Casualties and losses
| 2 killed (Rajesh Sarkar, Tapas Barman); 12 injured (including Biplab Sarkar); |  | Unknown arrests |

= 2018 Bengali teacher recruitment movement =

In September 2018, a movement began at Darivit School in Islampur, North Dinajpur, West Bengal, demanding the appointment of a Bengali language teacher. The students began their agitation in protest of the appointment of Urdu-language teachers instead of Bengali teachers, despite the absence of a Bengali teacher. In opposition to such injustice against the Bengali nation, students of the school who cherished their mother tongue—both current and former—along with other youth of the village and groups of guardians, jointly participated in the movement. On 20 September 2018, the police resorted to baton charge and opened fire on the protestors. As a result, movement participants Rajesh Sarkar and Tapas Barman were killed. Additionally, a tenth-grade student, Biplab Sarkar, was shot and wounded—he was hit in the leg.

== Inception ==
Despite the necessity for a teacher in the subject of Bengali at Daribhit High School in the Islampur Block, an Urdu teacher was appointed instead of a Bengali teacher. Thereafter, the students erupted in outrage. They initiated a movement in protest of the appointment of an Urdu teacher, even though there was not a single Urdu-medium student in the school.

== Movement ==
In protest against the appointment of the Urdu teacher and in demand for a Bengali teacher, the students began demonstrating by blockading the state highway adjacent to the school. Although the acting headmaster of the school initially assured them that the Urdu teacher would not be brought to the school, when the Urdu teachers attempted to assume duty, the students remained adamant in their demand and did not allow the Urdu teachers to join the institution. Later, when the police arrived, the educational institution turned into a battlefield over this issue. In protest of this incident, the civil society of West Bengal held a protest march in Kolkata. Additionally, a 12-hour general strike was called in protest.

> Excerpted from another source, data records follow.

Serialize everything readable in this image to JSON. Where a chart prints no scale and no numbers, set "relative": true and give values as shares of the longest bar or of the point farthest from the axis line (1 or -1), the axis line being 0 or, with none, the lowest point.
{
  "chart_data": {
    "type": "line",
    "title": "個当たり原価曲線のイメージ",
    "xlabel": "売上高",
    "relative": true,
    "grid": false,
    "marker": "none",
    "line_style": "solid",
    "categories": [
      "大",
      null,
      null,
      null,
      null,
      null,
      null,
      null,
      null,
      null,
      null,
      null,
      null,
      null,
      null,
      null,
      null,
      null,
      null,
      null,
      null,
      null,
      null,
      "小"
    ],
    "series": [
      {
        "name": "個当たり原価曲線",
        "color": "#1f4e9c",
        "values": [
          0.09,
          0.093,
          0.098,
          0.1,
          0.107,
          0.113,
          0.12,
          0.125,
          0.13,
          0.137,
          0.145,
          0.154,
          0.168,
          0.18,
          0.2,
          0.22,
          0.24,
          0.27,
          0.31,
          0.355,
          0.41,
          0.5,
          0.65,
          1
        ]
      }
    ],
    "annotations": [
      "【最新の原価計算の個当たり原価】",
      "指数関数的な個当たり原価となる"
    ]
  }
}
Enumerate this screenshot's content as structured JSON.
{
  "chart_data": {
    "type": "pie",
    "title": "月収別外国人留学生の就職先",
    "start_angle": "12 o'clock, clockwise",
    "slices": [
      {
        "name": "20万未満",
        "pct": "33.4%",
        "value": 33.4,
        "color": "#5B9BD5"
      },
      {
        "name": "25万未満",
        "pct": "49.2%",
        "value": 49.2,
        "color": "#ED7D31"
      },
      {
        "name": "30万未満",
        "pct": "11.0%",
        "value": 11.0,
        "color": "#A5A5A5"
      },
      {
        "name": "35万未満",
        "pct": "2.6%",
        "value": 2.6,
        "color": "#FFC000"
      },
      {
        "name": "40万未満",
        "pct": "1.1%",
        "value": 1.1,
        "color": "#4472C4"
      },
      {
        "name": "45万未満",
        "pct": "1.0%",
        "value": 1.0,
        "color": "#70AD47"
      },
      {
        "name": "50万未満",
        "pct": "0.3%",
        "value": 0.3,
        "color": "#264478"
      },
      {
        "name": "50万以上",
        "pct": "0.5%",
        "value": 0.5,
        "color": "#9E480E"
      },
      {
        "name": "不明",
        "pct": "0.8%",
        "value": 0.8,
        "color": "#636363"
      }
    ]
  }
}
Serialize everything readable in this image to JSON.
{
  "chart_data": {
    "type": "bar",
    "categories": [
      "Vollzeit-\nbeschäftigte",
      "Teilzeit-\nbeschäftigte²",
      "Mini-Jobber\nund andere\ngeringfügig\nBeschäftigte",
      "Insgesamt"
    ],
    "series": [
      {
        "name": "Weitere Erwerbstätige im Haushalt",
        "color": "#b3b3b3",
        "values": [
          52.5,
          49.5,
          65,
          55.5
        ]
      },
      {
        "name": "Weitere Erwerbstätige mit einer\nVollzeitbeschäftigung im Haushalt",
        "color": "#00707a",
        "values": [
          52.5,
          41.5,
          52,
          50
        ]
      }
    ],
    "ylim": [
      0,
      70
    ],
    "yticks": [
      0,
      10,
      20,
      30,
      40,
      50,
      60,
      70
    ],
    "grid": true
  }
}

== Post-movement developments ==

- The controversial Urdu teacher, Mohammad Sanaullah, was detained for interrogation. While attempting to join duty at Daribhit High School, he was twice confronted by agitating students’ demonstrations.
- The Board of Education summoned the headmaster of Daribhit High School, Abhijit Kundu, for negligence in the matter of teacher appointment.
- The families of the deceased, demanding a second post-mortem examination, did not cremate the bodies of Rajesh and Tapas, but instead buried them temporarily by the nearby Galancha River. They have demanded a CBI investigation.